Opinion
April 19, 1973.
Appeal from the Supreme Court, Albany County, HAROLD J. HUGHES, JR., J.
Long Gandler ( George H. Barber of counsel), for appellant.
Donohue, Bohl, Clayton Komar ( Myron Komar of counsel), for Foster-Lipkins Corporation, respondent.
Schrade, Morris Roche ( Karl H. Schrade of counsel), for George A. Fuller Co., Inc., respondent.
This is an appeal from an order of the Supreme Court at Trial Term, entered July 7, 1972 in Albany County, granting a motion by each of the defendants to dismiss the complaint and from the judgment entered thereon.
The plaintiff, an electrician, was working at the site of the Swan Street Building in the South Mall in the City of Albany. On February 21, 1969 he was directed by his employer (not a party to this action) to go to a certain area of the construction site to determine what materials would be required to complete certain electrical work. In the course of accomplishing this task, the plaintiff had to pass from a concrete loading dock to ground level, some four feet below, by means of a wooden ramp. While walking down the ramp, he allegedly slipped and fell on ice which had collected on the ramp. This action was brought to recover damages for injuries resulting from that fall.
At the conclusion of the proof, the trial court dismissed on the ground that the evidence was insufficient to establish actionable negligence by either of the defendants. There were 10 prime contractors on the project, including plaintiff's employer, Forest Electric, and the respondent Foster-Lipkins Corporation, who was "general construction" contractor. Respondent George A. Fuller Company, Inc. was co-ordinator and supervising engineer. The relationship of contractor-subcontractor did not exist between any of these parties, although there were additional firms who were in a subcontractual relationship with respondent Foster-Lipkins Corporation.

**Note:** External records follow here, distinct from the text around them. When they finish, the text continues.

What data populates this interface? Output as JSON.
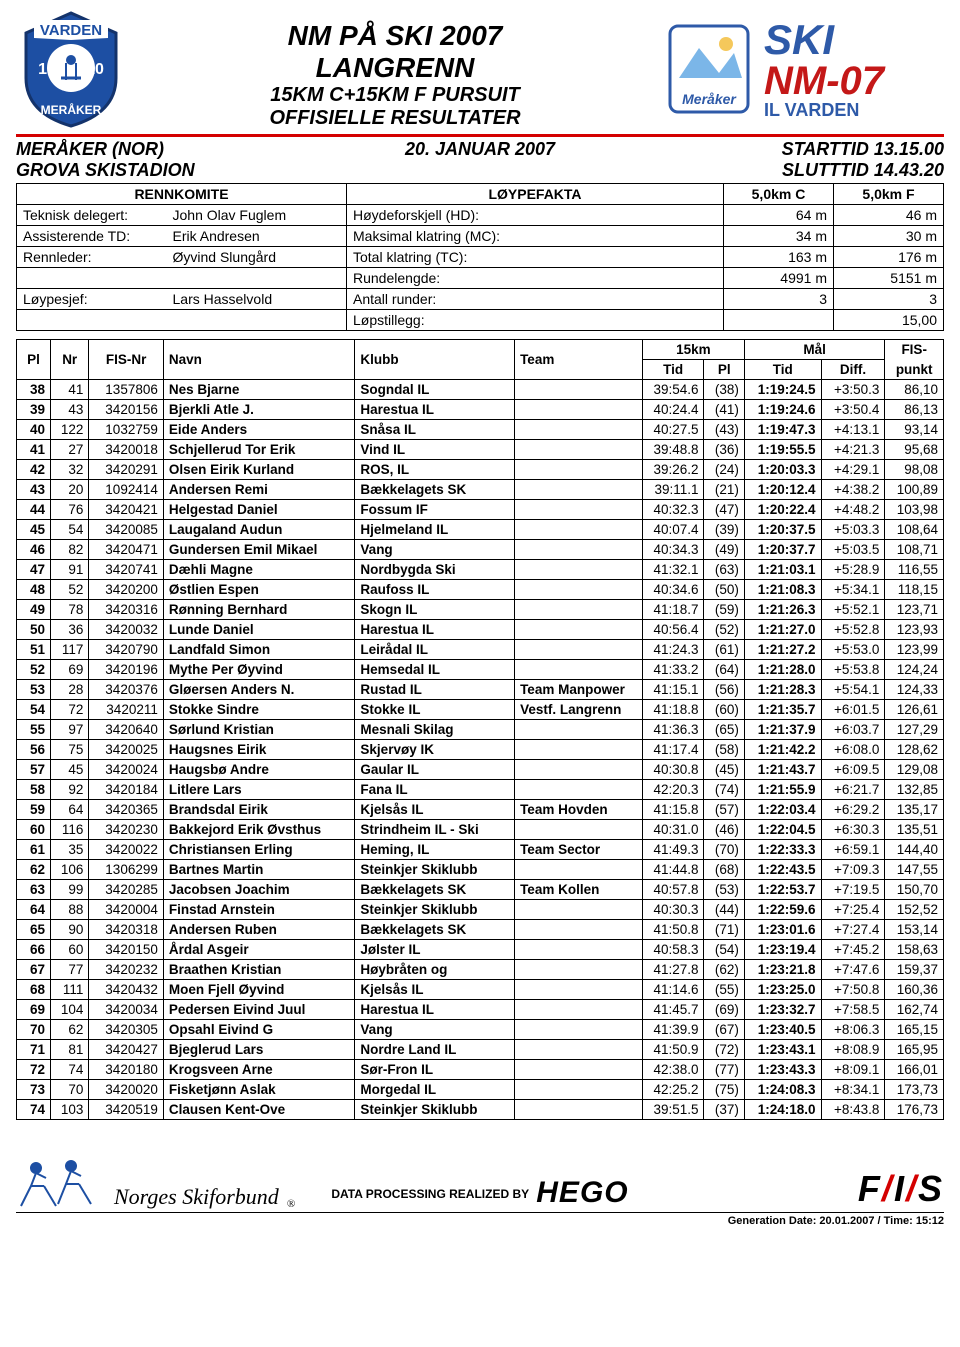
{
  "header": {
    "title1": "NM PÅ SKI 2007",
    "title2": "LANGRENN",
    "title3": "15KM C+15KM F PURSUIT",
    "title4": "OFFISIELLE RESULTATER",
    "logo_left_bg": "#1d4fa3",
    "logo_left_text": "VARDEN",
    "logo_left_year_l": "19",
    "logo_left_year_r": "10",
    "logo_left_bottom": "MERÅKER",
    "logo_right_top": "SKI",
    "logo_right_mid": "NM-07",
    "logo_right_bottom": "IL VARDEN",
    "logo_right_blue": "#2e5aa8",
    "logo_right_red": "#c41818",
    "logo_right_meraker": "Meråker"
  },
  "subheader": {
    "location": "MERÅKER (NOR)",
    "date": "20. JANUAR 2007",
    "start": "STARTTID 13.15.00",
    "venue": "GROVA SKISTADION",
    "end": "SLUTTTID 14.43.20"
  },
  "info_table": {
    "col_headers": [
      "RENNKOMITE",
      "LØYPEFAKTA",
      "5,0km C",
      "5,0km F"
    ],
    "rows": [
      {
        "l1": "Teknisk delegert:",
        "l2": "John Olav Fuglem",
        "m": "Høydeforskjell (HD):",
        "c": "64 m",
        "f": "46 m"
      },
      {
        "l1": "Assisterende TD:",
        "l2": "Erik Andresen",
        "m": "Maksimal klatring (MC):",
        "c": "34 m",
        "f": "30 m"
      },
      {
        "l1": "Rennleder:",
        "l2": "Øyvind Slungård",
        "m": "Total klatring (TC):",
        "c": "163 m",
        "f": "176 m"
      },
      {
        "l1": "",
        "l2": "",
        "m": "Rundelengde:",
        "c": "4991 m",
        "f": "5151 m"
      },
      {
        "l1": "Løypesjef:",
        "l2": "Lars Hasselvold",
        "m": "Antall runder:",
        "c": "3",
        "f": "3"
      },
      {
        "l1": "",
        "l2": "",
        "m": "Løpstillegg:",
        "c": "",
        "f": "15,00"
      }
    ]
  },
  "results_header": {
    "pl": "Pl",
    "nr": "Nr",
    "fisnr": "FIS-Nr",
    "navn": "Navn",
    "klubb": "Klubb",
    "team": "Team",
    "g15": "15km",
    "mal": "Mål",
    "fis": "FIS-",
    "tid": "Tid",
    "plh": "Pl",
    "diff": "Diff.",
    "punkt": "punkt"
  },
  "rows": [
    {
      "pl": "38",
      "nr": "41",
      "fis": "1357806",
      "navn": "Nes Bjarne",
      "klubb": "Sogndal IL",
      "team": "",
      "t15": "39:54.6",
      "p15": "(38)",
      "mal": "1:19:24.5",
      "diff": "+3:50.3",
      "pkt": "86,10"
    },
    {
      "pl": "39",
      "nr": "43",
      "fis": "3420156",
      "navn": "Bjerkli Atle J.",
      "klubb": "Harestua IL",
      "team": "",
      "t15": "40:24.4",
      "p15": "(41)",
      "mal": "1:19:24.6",
      "diff": "+3:50.4",
      "pkt": "86,13"
    },
    {
      "pl": "40",
      "nr": "122",
      "fis": "1032759",
      "navn": "Eide Anders",
      "klubb": "Snåsa IL",
      "team": "",
      "t15": "40:27.5",
      "p15": "(43)",
      "mal": "1:19:47.3",
      "diff": "+4:13.1",
      "pkt": "93,14"
    },
    {
      "pl": "41",
      "nr": "27",
      "fis": "3420018",
      "navn": "Schjellerud Tor Erik",
      "klubb": "Vind IL",
      "team": "",
      "t15": "39:48.8",
      "p15": "(36)",
      "mal": "1:19:55.5",
      "diff": "+4:21.3",
      "pkt": "95,68"
    },
    {
      "pl": "42",
      "nr": "32",
      "fis": "3420291",
      "navn": "Olsen Eirik Kurland",
      "klubb": "ROS, IL",
      "team": "",
      "t15": "39:26.2",
      "p15": "(24)",
      "mal": "1:20:03.3",
      "diff": "+4:29.1",
      "pkt": "98,08"
    },
    {
      "pl": "43",
      "nr": "20",
      "fis": "1092414",
      "navn": "Andersen Remi",
      "klubb": "Bækkelagets SK",
      "team": "",
      "t15": "39:11.1",
      "p15": "(21)",
      "mal": "1:20:12.4",
      "diff": "+4:38.2",
      "pkt": "100,89"
    },
    {
      "pl": "44",
      "nr": "76",
      "fis": "3420421",
      "navn": "Helgestad Daniel",
      "klubb": "Fossum IF",
      "team": "",
      "t15": "40:32.3",
      "p15": "(47)",
      "mal": "1:20:22.4",
      "diff": "+4:48.2",
      "pkt": "103,98"
    },
    {
      "pl": "45",
      "nr": "54",
      "fis": "3420085",
      "navn": "Laugaland Audun",
      "klubb": "Hjelmeland IL",
      "team": "",
      "t15": "40:07.4",
      "p15": "(39)",
      "mal": "1:20:37.5",
      "diff": "+5:03.3",
      "pkt": "108,64"
    },
    {
      "pl": "46",
      "nr": "82",
      "fis": "3420471",
      "navn": "Gundersen Emil Mikael",
      "klubb": "Vang",
      "team": "",
      "t15": "40:34.3",
      "p15": "(49)",
      "mal": "1:20:37.7",
      "diff": "+5:03.5",
      "pkt": "108,71"
    },
    {
      "pl": "47",
      "nr": "91",
      "fis": "3420741",
      "navn": "Dæhli Magne",
      "klubb": "Nordbygda Ski",
      "team": "",
      "t15": "41:32.1",
      "p15": "(63)",
      "mal": "1:21:03.1",
      "diff": "+5:28.9",
      "pkt": "116,55"
    },
    {
      "pl": "48",
      "nr": "52",
      "fis": "3420200",
      "navn": "Østlien Espen",
      "klubb": "Raufoss IL",
      "team": "",
      "t15": "40:34.6",
      "p15": "(50)",
      "mal": "1:21:08.3",
      "diff": "+5:34.1",
      "pkt": "118,15"
    },
    {
      "pl": "49",
      "nr": "78",
      "fis": "3420316",
      "navn": "Rønning Bernhard",
      "klubb": "Skogn IL",
      "team": "",
      "t15": "41:18.7",
      "p15": "(59)",
      "mal": "1:21:26.3",
      "diff": "+5:52.1",
      "pkt": "123,71"
    },
    {
      "pl": "50",
      "nr": "36",
      "fis": "3420032",
      "navn": "Lunde Daniel",
      "klubb": "Harestua IL",
      "team": "",
      "t15": "40:56.4",
      "p15": "(52)",
      "mal": "1:21:27.0",
      "diff": "+5:52.8",
      "pkt": "123,93"
    },
    {
      "pl": "51",
      "nr": "117",
      "fis": "3420790",
      "navn": "Landfald Simon",
      "klubb": "Leirådal IL",
      "team": "",
      "t15": "41:24.3",
      "p15": "(61)",
      "mal": "1:21:27.2",
      "diff": "+5:53.0",
      "pkt": "123,99"
    },
    {
      "pl": "52",
      "nr": "69",
      "fis": "3420196",
      "navn": "Mythe Per Øyvind",
      "klubb": "Hemsedal IL",
      "team": "",
      "t15": "41:33.2",
      "p15": "(64)",
      "mal": "1:21:28.0",
      "diff": "+5:53.8",
      "pkt": "124,24"
    },
    {
      "pl": "53",
      "nr": "28",
      "fis": "3420376",
      "navn": "Gløersen Anders N.",
      "klubb": "Rustad IL",
      "team": "Team Manpower",
      "t15": "41:15.1",
      "p15": "(56)",
      "mal": "1:21:28.3",
      "diff": "+5:54.1",
      "pkt": "124,33"
    },
    {
      "pl": "54",
      "nr": "72",
      "fis": "3420211",
      "navn": "Stokke Sindre",
      "klubb": "Stokke IL",
      "team": "Vestf. Langrenn",
      "t15": "41:18.8",
      "p15": "(60)",
      "mal": "1:21:35.7",
      "diff": "+6:01.5",
      "pkt": "126,61"
    },
    {
      "pl": "55",
      "nr": "97",
      "fis": "3420640",
      "navn": "Sørlund Kristian",
      "klubb": "Mesnali Skilag",
      "team": "",
      "t15": "41:36.3",
      "p15": "(65)",
      "mal": "1:21:37.9",
      "diff": "+6:03.7",
      "pkt": "127,29"
    },
    {
      "pl": "56",
      "nr": "75",
      "fis": "3420025",
      "navn": "Haugsnes Eirik",
      "klubb": "Skjervøy IK",
      "team": "",
      "t15": "41:17.4",
      "p15": "(58)",
      "mal": "1:21:42.2",
      "diff": "+6:08.0",
      "pkt": "128,62"
    },
    {
      "pl": "57",
      "nr": "45",
      "fis": "3420024",
      "navn": "Haugsbø Andre",
      "klubb": "Gaular IL",
      "team": "",
      "t15": "40:30.8",
      "p15": "(45)",
      "mal": "1:21:43.7",
      "diff": "+6:09.5",
      "pkt": "129,08"
    },
    {
      "pl": "58",
      "nr": "92",
      "fis": "3420184",
      "navn": "Litlere Lars",
      "klubb": "Fana IL",
      "team": "",
      "t15": "42:20.3",
      "p15": "(74)",
      "mal": "1:21:55.9",
      "diff": "+6:21.7",
      "pkt": "132,85"
    },
    {
      "pl": "59",
      "nr": "64",
      "fis": "3420365",
      "navn": "Brandsdal Eirik",
      "klubb": "Kjelsås IL",
      "team": "Team Hovden",
      "t15": "41:15.8",
      "p15": "(57)",
      "mal": "1:22:03.4",
      "diff": "+6:29.2",
      "pkt": "135,17"
    },
    {
      "pl": "60",
      "nr": "116",
      "fis": "3420230",
      "navn": "Bakkejord Erik Øvsthus",
      "klubb": "Strindheim IL - Ski",
      "team": "",
      "t15": "40:31.0",
      "p15": "(46)",
      "mal": "1:22:04.5",
      "diff": "+6:30.3",
      "pkt": "135,51"
    },
    {
      "pl": "61",
      "nr": "35",
      "fis": "3420022",
      "navn": "Christiansen Erling",
      "klubb": "Heming, IL",
      "team": "Team Sector",
      "t15": "41:49.3",
      "p15": "(70)",
      "mal": "1:22:33.3",
      "diff": "+6:59.1",
      "pkt": "144,40"
    },
    {
      "pl": "62",
      "nr": "106",
      "fis": "1306299",
      "navn": "Bartnes Martin",
      "klubb": "Steinkjer Skiklubb",
      "team": "",
      "t15": "41:44.8",
      "p15": "(68)",
      "mal": "1:22:43.5",
      "diff": "+7:09.3",
      "pkt": "147,55"
    },
    {
      "pl": "63",
      "nr": "99",
      "fis": "3420285",
      "navn": "Jacobsen Joachim",
      "klubb": "Bækkelagets SK",
      "team": "Team Kollen",
      "t15": "40:57.8",
      "p15": "(53)",
      "mal": "1:22:53.7",
      "diff": "+7:19.5",
      "pkt": "150,70"
    },
    {
      "pl": "64",
      "nr": "88",
      "fis": "3420004",
      "navn": "Finstad Arnstein",
      "klubb": "Steinkjer Skiklubb",
      "team": "",
      "t15": "40:30.3",
      "p15": "(44)",
      "mal": "1:22:59.6",
      "diff": "+7:25.4",
      "pkt": "152,52"
    },
    {
      "pl": "65",
      "nr": "90",
      "fis": "3420318",
      "navn": "Andersen Ruben",
      "klubb": "Bækkelagets SK",
      "team": "",
      "t15": "41:50.8",
      "p15": "(71)",
      "mal": "1:23:01.6",
      "diff": "+7:27.4",
      "pkt": "153,14"
    },
    {
      "pl": "66",
      "nr": "60",
      "fis": "3420150",
      "navn": "Årdal Asgeir",
      "klubb": "Jølster IL",
      "team": "",
      "t15": "40:58.3",
      "p15": "(54)",
      "mal": "1:23:19.4",
      "diff": "+7:45.2",
      "pkt": "158,63"
    },
    {
      "pl": "67",
      "nr": "77",
      "fis": "3420232",
      "navn": "Braathen Kristian",
      "klubb": "Høybråten og",
      "team": "",
      "t15": "41:27.8",
      "p15": "(62)",
      "mal": "1:23:21.8",
      "diff": "+7:47.6",
      "pkt": "159,37"
    },
    {
      "pl": "68",
      "nr": "111",
      "fis": "3420432",
      "navn": "Moen Fjell Øyvind",
      "klubb": "Kjelsås IL",
      "team": "",
      "t15": "41:14.6",
      "p15": "(55)",
      "mal": "1:23:25.0",
      "diff": "+7:50.8",
      "pkt": "160,36"
    },
    {
      "pl": "69",
      "nr": "104",
      "fis": "3420034",
      "navn": "Pedersen Eivind Juul",
      "klubb": "Harestua IL",
      "team": "",
      "t15": "41:45.7",
      "p15": "(69)",
      "mal": "1:23:32.7",
      "diff": "+7:58.5",
      "pkt": "162,74"
    },
    {
      "pl": "70",
      "nr": "62",
      "fis": "3420305",
      "navn": "Opsahl Eivind G",
      "klubb": "Vang",
      "team": "",
      "t15": "41:39.9",
      "p15": "(67)",
      "mal": "1:23:40.5",
      "diff": "+8:06.3",
      "pkt": "165,15"
    },
    {
      "pl": "71",
      "nr": "81",
      "fis": "3420427",
      "navn": "Bjeglerud Lars",
      "klubb": "Nordre Land IL",
      "team": "",
      "t15": "41:50.9",
      "p15": "(72)",
      "mal": "1:23:43.1",
      "diff": "+8:08.9",
      "pkt": "165,95"
    },
    {
      "pl": "72",
      "nr": "74",
      "fis": "3420180",
      "navn": "Krogsveen Arne",
      "klubb": "Sør-Fron IL",
      "team": "",
      "t15": "42:38.0",
      "p15": "(77)",
      "mal": "1:23:43.3",
      "diff": "+8:09.1",
      "pkt": "166,01"
    },
    {
      "pl": "73",
      "nr": "70",
      "fis": "3420020",
      "navn": "Fisketjønn Aslak",
      "klubb": "Morgedal IL",
      "team": "",
      "t15": "42:25.2",
      "p15": "(75)",
      "mal": "1:24:08.3",
      "diff": "+8:34.1",
      "pkt": "173,73"
    },
    {
      "pl": "74",
      "nr": "103",
      "fis": "3420519",
      "navn": "Clausen Kent-Ove",
      "klubb": "Steinkjer Skiklubb",
      "team": "",
      "t15": "39:51.5",
      "p15": "(37)",
      "mal": "1:24:18.0",
      "diff": "+8:43.8",
      "pkt": "176,73"
    }
  ],
  "footer": {
    "nsf": "Norges Skiforbund",
    "processing": "DATA PROCESSING REALIZED BY",
    "hego": "HEGO",
    "fis_f": "F",
    "fis_i": "I",
    "fis_s": "S",
    "generation": "Generation Date: 20.01.2007 / Time: 15:12"
  },
  "style": {
    "red": "#d40000",
    "blue": "#1d4fa3"
  }
}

Since Forest Electric was not a subcontractor to Foster-Lipkins Corporation, the latter was not under an affirmative duty to provide a safe place of work to the former's employees. The only duty owed by Foster-Lipkins Corporation was to refrain from active negligence by which the work site might be made unsafe (see Putvin v. Buffalo Elec. Co., 5 N.Y.2d 447, 457). Such negligence might have been established upon proof that Foster-Lipkins Corporation or a subcontractor for whose acts it would be liable had exercised control over the site of the injury, had constructed and/or installed the defective ramp, or had adopted said ramp as its own. However, the appellant's proof failed to establish these facts. The dismissal of the complaint against respondent Foster-Lipkins Corporation was, therefore, correct.
Plaintiff's cause of action against respondent George A. Fuller Company, Inc. was based on a breach of an alleged duty to administer a safety program for the entire project. This duty is said to arise from its contract with the State pursuant to which respondent Fuller's job was to supervise and co-ordinate all the work. There is no evidence whatsoever from which it could be found that respondent Fuller had asserted that the ramp was safe. The latter would constitute negligent performance of its contract, giving rise to liability with respect to one not a party to the contract who is consequently injured. It is well settled, however, that failure to perform at all is a nonfeasance which constitutes no more than a breach of contract actionable only by one in privity of contract ( Rozner v. Resolute Paper Prods. Corp., 37 A.D.2d 396; Wroblewski v. Otis Elevator Co., 9 A.D.2d 294). Plaintiff's reliance on Lo Monaco v. 43rd St. Estates Corp. ( 36 A.D.2d 722) is misplaced for there the general contractors were the owners and thus liable under their nondelegable duty to provide and keep a safe work site. A supervisory engineer, however, is not liable to the employees of prime contractors with whom he is not in privity except upon the commission of an affirmative act of negligence (see Ramos v. Shumavon, 21 A.D.2d 4). The order dismissing the complaint against Fuller was, therefore, correct.
The order and judgment should be affirmed, with costs.
COOKE, SWEENEY, KANE and MAIN, JJ., concur.
Order and judgment affirmed, with costs.